Duldung als besondere Form des Aufenthaltsrechtes
Die Duldung ist eine besondere Form des Aufenthaltsrechtes für Flüchtlinge, deren Asylantrag abgelehnt wurde (§ 60a AufenthG). Der Aufenthalt wird geduldet, wenn eine Abschiebung in den bestimmten Fällen nicht möglich ist. Asylbewerber haben während der ersten 3 Monate in Deutschland ein generelles Arbeitsverbot.
Entsprechend Fachkräfteeinwanderungsgesetz (FEG) kann eine Beschäftigungsduldung ohne das Risiko einer Abschiebung erteilt werden, wenn die folgenden Voraussetzungen vorliegen:
- Einreise nach Deutschland bis zum 31. Dezember 2022
- die Duldung besteht seit mind. 12 Monaten
- eine den Lebensunterhalt sichernde Beschäftigung seit 12 Monaten
- Sozialversicherungspflichtig beschäftigt mit mind. 20 h/Woche
- ausreichende mündliche Sprachkenntnisse in Deutsch (Niveau A2 oder besser)
- es liegen keine rechtskräftigen strafrechtlichen Verurteilungen vor
- die Kinder müssen der Schulpflicht nachgehen
- der Integrationskurs wurde erfolgreich abgeschlossen (einschließlich Lebenspartner)
- die Identität der Person ist eindeutig geklärt (einschließlich Lebenspartner)
Wenn diese Voraussetzungen nicht mehr erfüllt werden, erlischt die Beschäftigungsduldung.
Aufenthaltserlaubnis zur Berufsausbildung
Der § 16g AufenthG, Ausbildungs-Aufenthaltserlaubnis, ist für ausreisepflichtige (geduldete) Personen seit dem 1. März 2024 eine Alternative zur Ausbildungsduldung (§ 60c AufenthG).
Dann gibt es noch den § 16a AufenthG, welcher die Einreise von Drittstaatsangehörigen zum Zweck der Berufsausbildung regelt.
Alle diese Möglichkeiten sichern den Aufenthalt in Deutschland zu Ausbildungszwecken. Die Voraussetzungen für beide Regelungen sind weitestgehend identisch. Lediglich bei der Lebensunterhaltssicherung und der Passpflicht bestehen Unterschiede – diese sind zwingende Voraussetzungen für die §§ 16a, 16g AufenthG, nicht jedoch für die Ausbildungsduldung.

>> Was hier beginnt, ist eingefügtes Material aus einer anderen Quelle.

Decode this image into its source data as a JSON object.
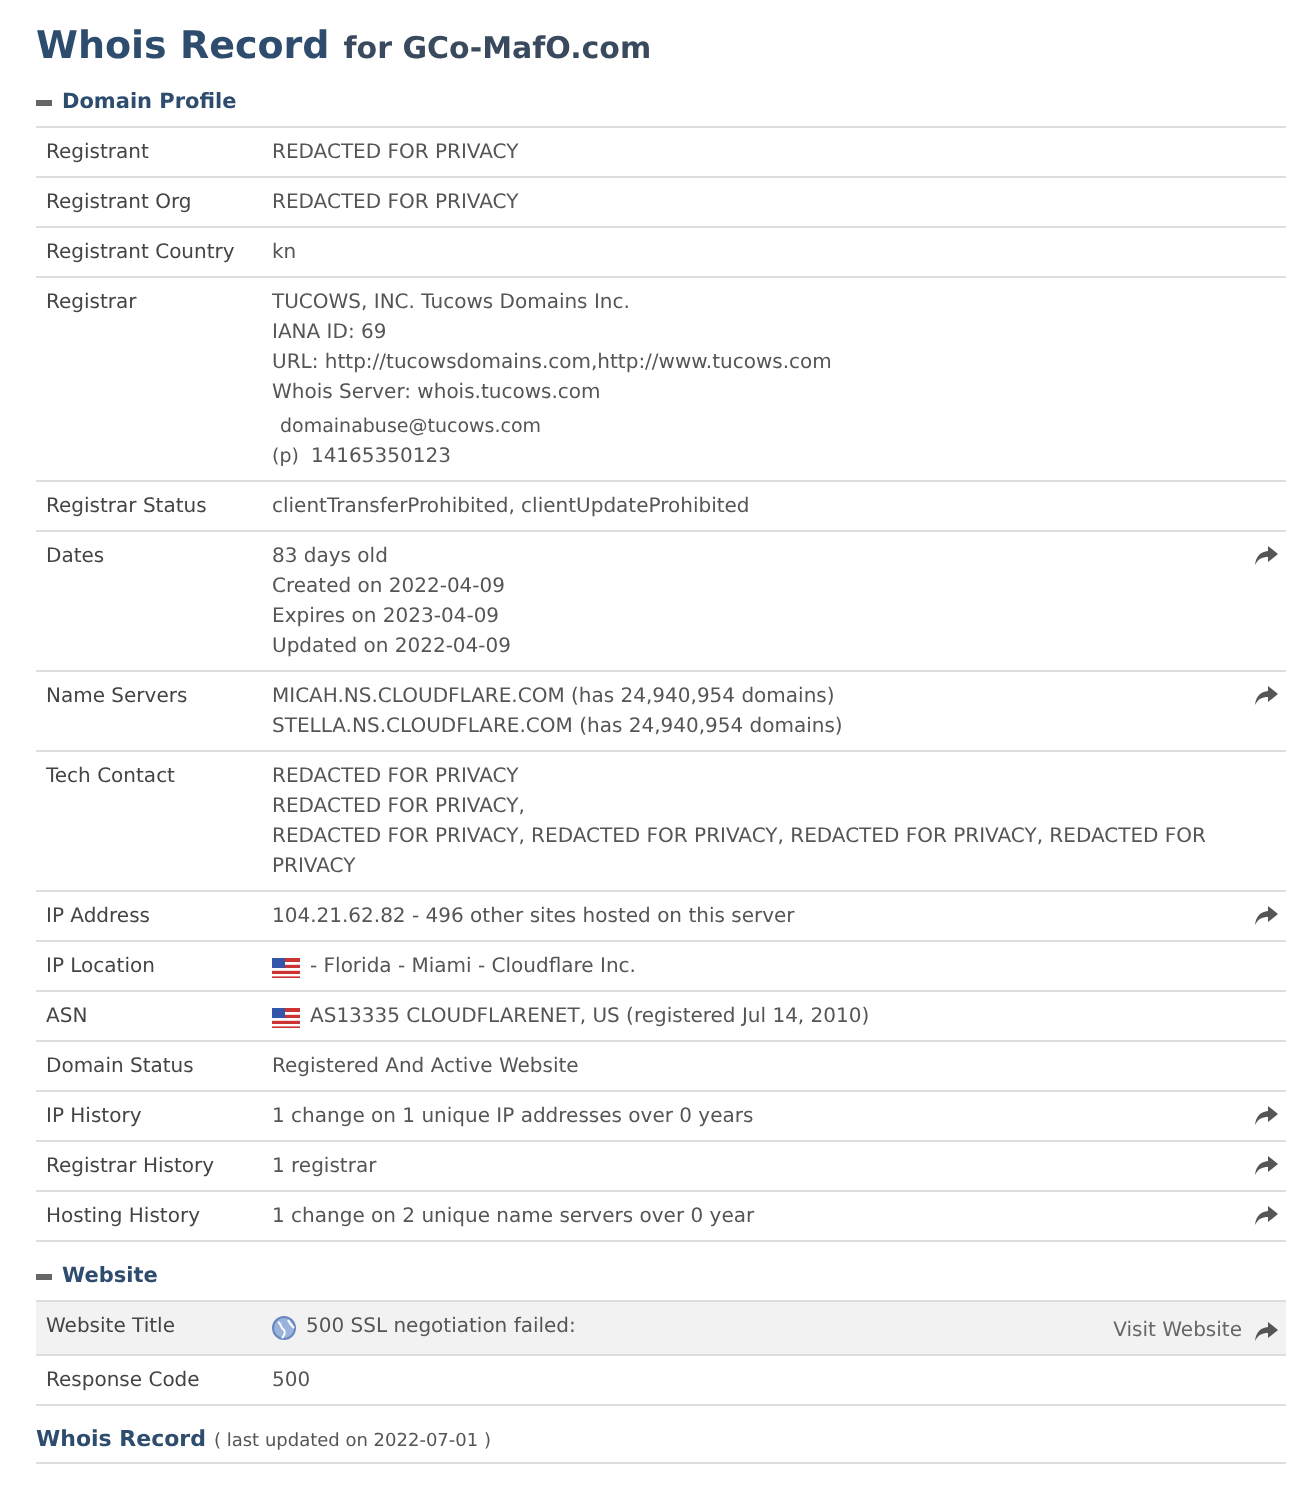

Ein Wechsel von einer bestehenden Ausbildungsduldung in eine Ausbildungs-Aufenthaltserlaubnis geht nur mittels Antragsstellung bei der zuständigen Behörde.
Wichtig zu wissen:
- der Antrag für diese Art des Aufenthalts kann frühestens 7 Monate vor Beginn der Berufsausbildung gestellt werden
- der Berufsausbildungsvertrag (BAV) muss dazu bereits vorliegen oder nachweislich bei der zuständigen Stelle zur Eintragung in das Verzeichnis der Berufsausbildungsverhältnisse vorliegen
- es muss sich um eine qualifizierte Berufsausbildung handeln, d. h., die Ausbildung erfolgt in einem staatlich anerkannten Beruf mit mind. 2 Jahre Ausbildungszeit oder es handelt sich um eine Assistenz- und Helferausbildung mit anschließender Berufsausbildung.

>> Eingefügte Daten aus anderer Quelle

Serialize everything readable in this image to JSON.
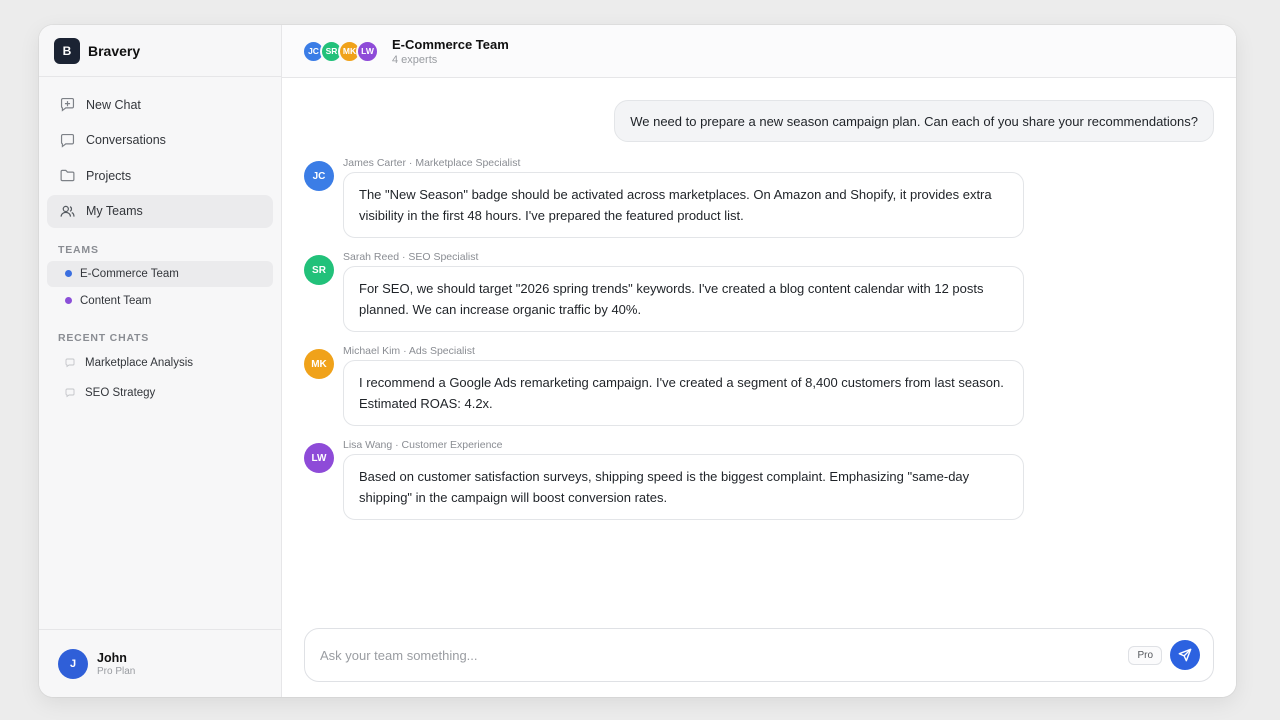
{
  "brand": {
    "logo_letter": "B",
    "name": "Bravery"
  },
  "nav": [
    {
      "label": "New Chat",
      "icon": "new-chat-icon"
    },
    {
      "label": "Conversations",
      "icon": "conversations-icon"
    },
    {
      "label": "Projects",
      "icon": "folder-icon"
    },
    {
      "label": "My Teams",
      "icon": "users-icon",
      "active": true
    }
  ],
  "teams": {
    "label": "TEAMS",
    "items": [
      {
        "label": "E-Commerce Team",
        "color": "#3b6fe0",
        "active": true
      },
      {
        "label": "Content Team",
        "color": "#8b4fd8"
      }
    ]
  },
  "recent": {
    "label": "RECENT CHATS",
    "items": [
      {
        "label": "Marketplace Analysis"
      },
      {
        "label": "SEO Strategy"
      }
    ]
  },
  "user": {
    "initial": "J",
    "name": "John",
    "plan": "Pro Plan"
  },
  "header": {
    "title": "E-Commerce Team",
    "subtitle": "4 experts",
    "avatars": [
      {
        "initials": "JC",
        "color": "#3b7de6"
      },
      {
        "initials": "SR",
        "color": "#22c17a"
      },
      {
        "initials": "MK",
        "color": "#f0a21a"
      },
      {
        "initials": "LW",
        "color": "#8e4bd8"
      }
    ]
  },
  "user_message": "We need to prepare a new season campaign plan. Can each of you share your recommendations?",
  "messages": [
    {
      "initials": "JC",
      "color": "#3b7de6",
      "meta": "James Carter · Marketplace Specialist",
      "text": "The \"New Season\" badge should be activated across marketplaces. On Amazon and Shopify, it provides extra visibility in the first 48 hours. I've prepared the featured product list."
    },
    {
      "initials": "SR",
      "color": "#22c17a",
      "meta": "Sarah Reed · SEO Specialist",
      "text": "For SEO, we should target \"2026 spring trends\" keywords. I've created a blog content calendar with 12 posts planned. We can increase organic traffic by 40%."
    },
    {
      "initials": "MK",
      "color": "#f0a21a",
      "meta": "Michael Kim · Ads Specialist",
      "text": "I recommend a Google Ads remarketing campaign. I've created a segment of 8,400 customers from last season. Estimated ROAS: 4.2x."
    },
    {
      "initials": "LW",
      "color": "#8e4bd8",
      "meta": "Lisa Wang · Customer Experience",
      "text": "Based on customer satisfaction surveys, shipping speed is the biggest complaint. Emphasizing \"same-day shipping\" in the campaign will boost conversion rates."
    }
  ],
  "composer": {
    "placeholder": "Ask your team something...",
    "badge": "Pro"
  }
}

Achtung: Wer bereits im Besitz der Ausbildungsduldung ist, hat bereits viele Voraussetzungen der „Ausbildungs-Aufenthaltserlaubnis“ erfüllt. Wichtig ist zu prüfen, ob die Voraussetzungen für die Lebensunterhaltssicherung erfüllt sind.
Kurzübersicht Ausbildungs-Duldung und -Aufenthaltserlaubnis
Achtung: Bei Abbruch oder vorzeitiger Beendigung der Ausbildung ist die Bildungseinrichtung oder der Ausbildungsbetrieb verpflichtet die Ausländerbehörde innerhalb von 2 Wochen zu informieren. Arbeitgeber müssen ein generelles Ende des Beschäftigungsverhältnisses ebenfalls innerhalb von 2 Wochen der Ausländerbehörde melden.
Nachweis des Lebensunterhalts während der Ausbildung
Die Sicherung des Lebensunterhalts ist einer von zwei wesentlichen Unterschieden zwischen den beiden Aufenthaltsvarianten.
Die Höhe des Lebensunterhaltes richtet sich nach dem Bundesausbildungsförderungsgesetz (BAföG).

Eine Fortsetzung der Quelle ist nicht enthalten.